Wills are one of the ways that someone communicates one's last wishes to family, friends and others. This is an important tool for both the decedent and the family members and heirs, and we understand that tensions can run high when someone claims that a will is not valid for any reason.
For the decedent, the will is a way to record his or her thoughts and wishes about a number of things. He or she might record wishes about funeral and burial services, how assets should be distributed and what he or she wants for the legacy of the estate. For the family and heirs, the will is often the communication that puts final closure on a death. The will can let family and heirs know what the deceased wanted so they can work to make that happen -- often taking action helps loved ones work through grief.

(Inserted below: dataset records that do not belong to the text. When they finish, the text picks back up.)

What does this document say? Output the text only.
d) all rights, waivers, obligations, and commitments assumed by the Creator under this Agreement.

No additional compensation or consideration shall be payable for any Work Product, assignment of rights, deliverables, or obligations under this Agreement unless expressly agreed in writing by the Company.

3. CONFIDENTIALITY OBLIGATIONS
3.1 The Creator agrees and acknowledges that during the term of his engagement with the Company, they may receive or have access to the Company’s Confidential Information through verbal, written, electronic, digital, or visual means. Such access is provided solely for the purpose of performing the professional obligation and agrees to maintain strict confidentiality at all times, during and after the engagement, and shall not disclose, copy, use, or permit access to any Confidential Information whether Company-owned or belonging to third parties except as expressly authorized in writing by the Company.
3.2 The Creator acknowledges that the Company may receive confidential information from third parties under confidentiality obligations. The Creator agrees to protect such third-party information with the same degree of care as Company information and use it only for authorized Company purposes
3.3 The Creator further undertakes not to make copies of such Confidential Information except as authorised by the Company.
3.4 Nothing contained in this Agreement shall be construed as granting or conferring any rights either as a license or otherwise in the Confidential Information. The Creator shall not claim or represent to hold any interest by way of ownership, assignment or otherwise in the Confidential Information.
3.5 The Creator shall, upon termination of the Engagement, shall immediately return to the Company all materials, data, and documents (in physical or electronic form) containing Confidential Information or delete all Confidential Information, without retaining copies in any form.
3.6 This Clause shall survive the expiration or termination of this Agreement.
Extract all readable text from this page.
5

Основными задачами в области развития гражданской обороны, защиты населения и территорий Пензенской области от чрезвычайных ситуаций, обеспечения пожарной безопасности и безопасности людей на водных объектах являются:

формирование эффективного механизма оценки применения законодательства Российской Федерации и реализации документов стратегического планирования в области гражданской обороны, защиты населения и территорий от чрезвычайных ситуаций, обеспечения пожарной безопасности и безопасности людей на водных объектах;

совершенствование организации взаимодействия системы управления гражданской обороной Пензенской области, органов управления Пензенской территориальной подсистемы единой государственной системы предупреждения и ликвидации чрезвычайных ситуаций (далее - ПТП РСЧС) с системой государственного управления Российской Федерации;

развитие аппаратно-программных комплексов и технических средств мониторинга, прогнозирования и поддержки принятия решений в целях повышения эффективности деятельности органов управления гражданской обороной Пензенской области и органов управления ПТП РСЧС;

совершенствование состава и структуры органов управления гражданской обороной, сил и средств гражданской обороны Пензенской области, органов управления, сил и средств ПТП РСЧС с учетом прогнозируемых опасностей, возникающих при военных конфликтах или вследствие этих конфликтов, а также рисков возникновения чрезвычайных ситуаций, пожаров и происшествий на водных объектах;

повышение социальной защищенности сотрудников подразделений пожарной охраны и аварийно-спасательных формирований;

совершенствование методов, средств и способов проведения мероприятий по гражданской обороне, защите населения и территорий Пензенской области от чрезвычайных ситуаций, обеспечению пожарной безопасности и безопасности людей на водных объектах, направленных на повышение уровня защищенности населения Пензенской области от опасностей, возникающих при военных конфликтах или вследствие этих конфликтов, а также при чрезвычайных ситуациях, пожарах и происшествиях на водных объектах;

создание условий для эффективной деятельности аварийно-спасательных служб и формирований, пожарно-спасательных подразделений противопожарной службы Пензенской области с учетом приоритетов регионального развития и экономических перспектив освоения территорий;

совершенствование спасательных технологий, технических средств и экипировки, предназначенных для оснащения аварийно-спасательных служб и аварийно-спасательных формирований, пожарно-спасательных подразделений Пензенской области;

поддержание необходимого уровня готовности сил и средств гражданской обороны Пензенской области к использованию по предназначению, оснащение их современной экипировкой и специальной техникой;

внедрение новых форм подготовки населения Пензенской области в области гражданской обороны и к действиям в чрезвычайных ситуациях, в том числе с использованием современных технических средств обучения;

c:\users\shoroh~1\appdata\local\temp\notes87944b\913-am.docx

But when a will is contested, all of these benefits are diminished or put on hold. Action can't be taken appropriately if a will is being held up in court, and heirs are left dealing with legal fallout regarding an estate. This can expand the grief and make it harder to work through the emotional process.
At the same time, if a will truly is questionable, then you don't want to sit idly and let it go through the probate process. If someone has engineered the process with a fraudulent will or forced the decedent to execute a will, these matters need to be addressed. The same is true if a newer will is in existence than the one on file with the court.
Our firm works with you whether you are trying to protect a valid will from claims of invalidity or whether you are trying to prove a will is false. We understand what is at stake, and we help you understand your options under the law.